Brothers Sauces have gone on to snag prizes in national barbecue contests in Alabama, Tennessee, and Missouri. Fans in Connecticut, California, Maryland, and Kentucky order by the case. King travels around the country to give tasting demonstrations at fairs, festivals, and trade shows. Ever the salesman, he insisted that Brothers sauces have converted diners in regions of the country with very different ideas about what constitutes great barbecue.

“I think America will never have one really successful national barbecue chain, because people get so territorial about their own,” he said. “Every time I meet someone from Kansas City, I tease them with, ‘You can’t do better than mesquite wood smoke.’ They look at me like I’m crazy, of course, because for them, it’s all about apple wood or cherry wood. … We developed the Spicy Brown Mustard Gold in part to try and please barbecue fans in South Carolina. Sauce is mustard-based for them. Now we’ve got buyers there.”

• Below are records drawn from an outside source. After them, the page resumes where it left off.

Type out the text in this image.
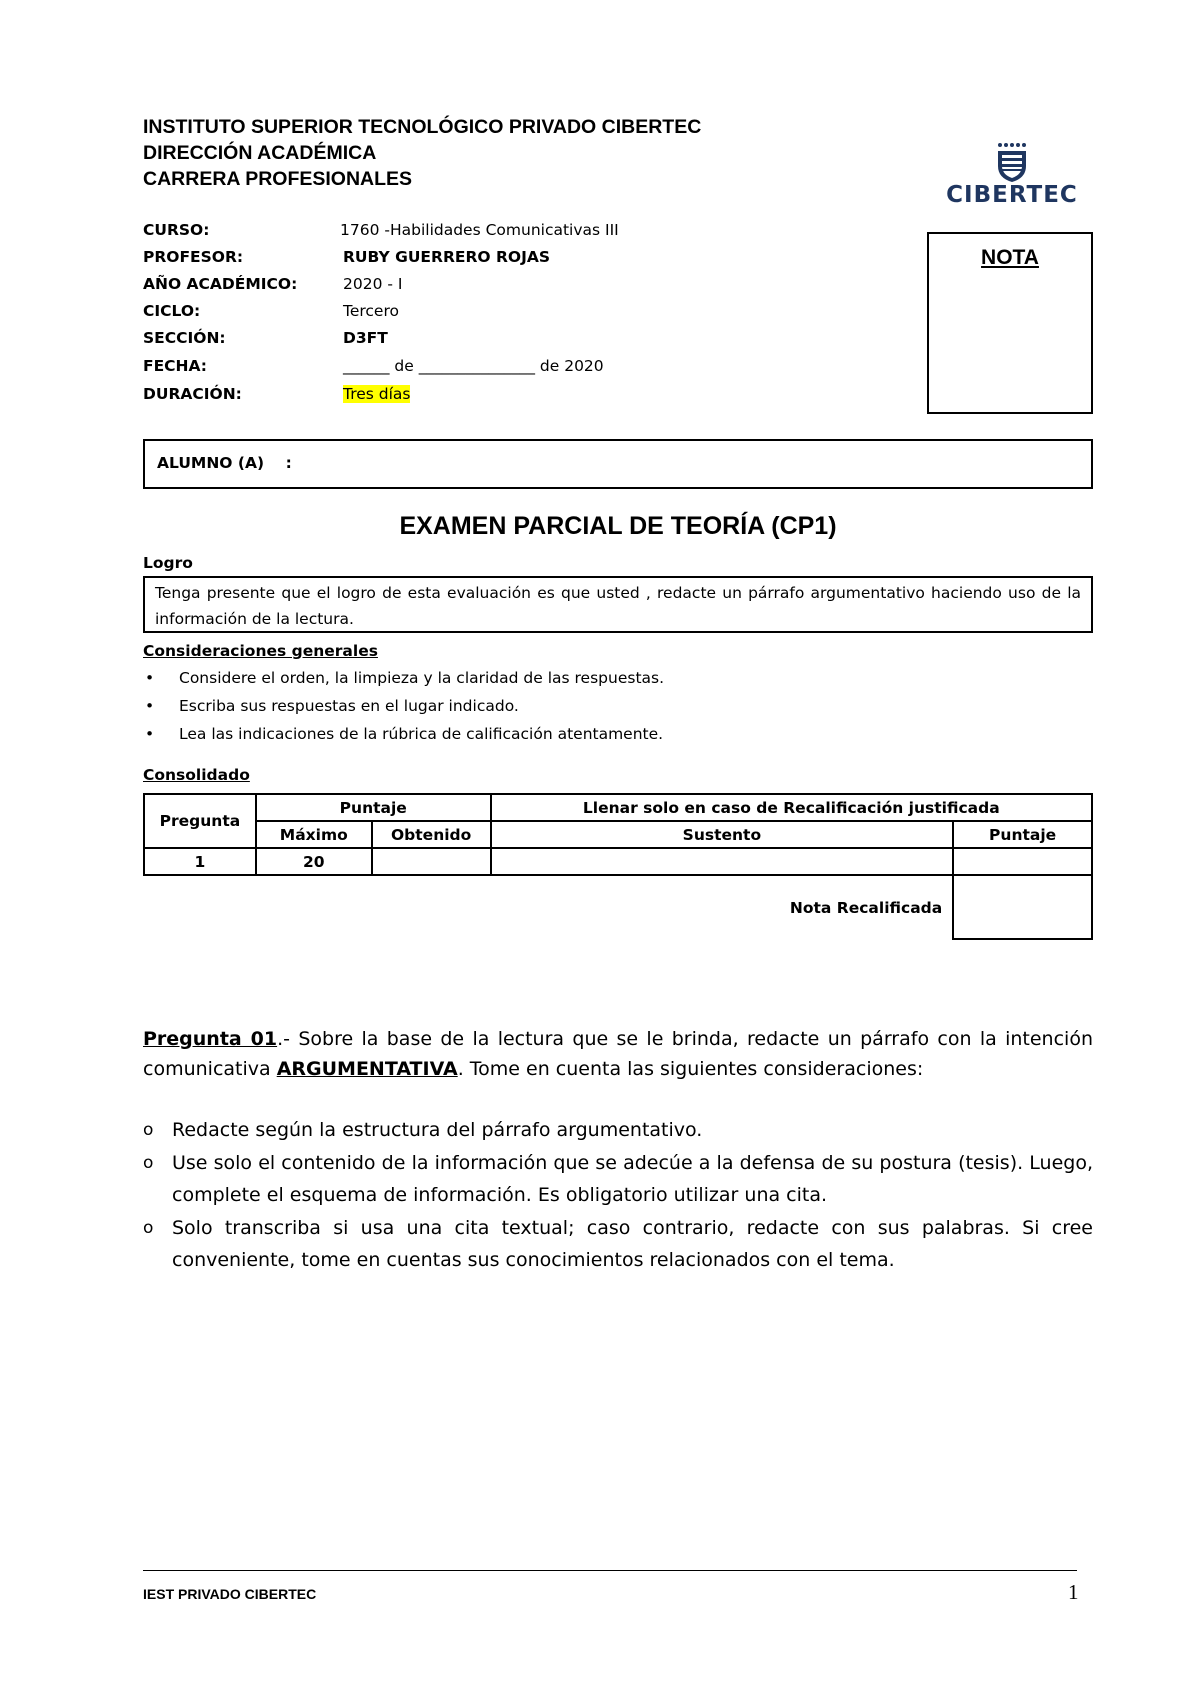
INSTITUTO SUPERIOR TECNOLÓGICO PRIVADO CIBERTEC
DIRECCIÓN ACADÉMICA
CARRERA PROFESIONALES
CIBERTEC
CURSO:	1760 -Habilidades Comunicativas III
PROFESOR:	RUBY GUERRERO ROJAS
AÑO ACADÉMICO:	2020 - I
CICLO:	Tercero
SECCIÓN:	D3FT
FECHA:	______ de _______________ de 2020
DURACIÓN:	Tres días
NOTA
ALUMNO (A)    :
EXAMEN PARCIAL DE TEORÍA (CP1)
Logro
Tenga presente que el logro de esta evaluación es que usted , redacte un párrafo argumentativo haciendo uso de la información de la lectura.
Consideraciones generales
• Considere el orden, la limpieza y la claridad de las respuestas.
• Escriba sus respuestas en el lugar indicado.
• Lea las indicaciones de la rúbrica de calificación atentamente.
Consolidado
Pregunta	Puntaje		Llenar solo en caso de Recalificación justificada	
	Máximo	Obtenido	Sustento	Puntaje
1	20			
Nota Recalificada				
Pregunta 01.- Sobre la base de la lectura que se le brinda, redacte un párrafo con la intención comunicativa ARGUMENTATIVA. Tome en cuenta las siguientes consideraciones:
o Redacte según la estructura del párrafo argumentativo.
o Use solo el contenido de la información que se adecúe a la defensa de su postura (tesis). Luego, complete el esquema de información. Es obligatorio utilizar una cita.
o Solo transcriba si usa una cita textual; caso contrario, redacte con sus palabras. Si cree conveniente, tome en cuentas sus conocimientos relacionados con el tema.
IEST PRIVADO CIBERTEC	1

King said that Brothers Sauces work well outside of the weekend griller’s realm, citing people who use it for omelets, jambalaya-like sausage and rice dishes, turkey meatloaf and chili, and as a sandwich spread. I poured the Hickory-Flavored Spicy Brown Mustard Gold into small streams on the plates of two different meats: a medium1rare, center-cut sirloin and a grill-singed but tender salmon steak, both bought as take-out dishes from local restaurants. The three main ingredients of the Gold are molasses, brown mustard, and apple cider vinegar. With the little chile powder kick the Kings have included, the sauce managed to add welcome savoriness to the fish and satisfying low-flame heat to the beef. That warmth lingered pleasantly on the tongue for a couple of hours after the meals.

Brothers Sauces is about to add another elixir to its line, a dessert topping inspired by an 1895 recipe that belonged to the King brothers’ great-grandmother. Barry said it took six months of quasi-scientific experimentation to come up with just the right balance of five basic ingredients: brown sugar, flour, water, butter, and vanilla. The result will hopefully be the same not-too-sweet, caramel-ish concoction that Mama King prepared along with a pan of gingerbread for her sons.

“She’d divide up the gingerbread and the sauce three ways, and give each of us a little container,” he said. “And then she’d say, ‘My work is done here, the rest is out of my hands,’ because she knew we’d be fighting and bargaining if anyone had leftovers.”

Brothers Sauces are available for $4.99 a bottle at local retailers and at www.brotherssauces.com.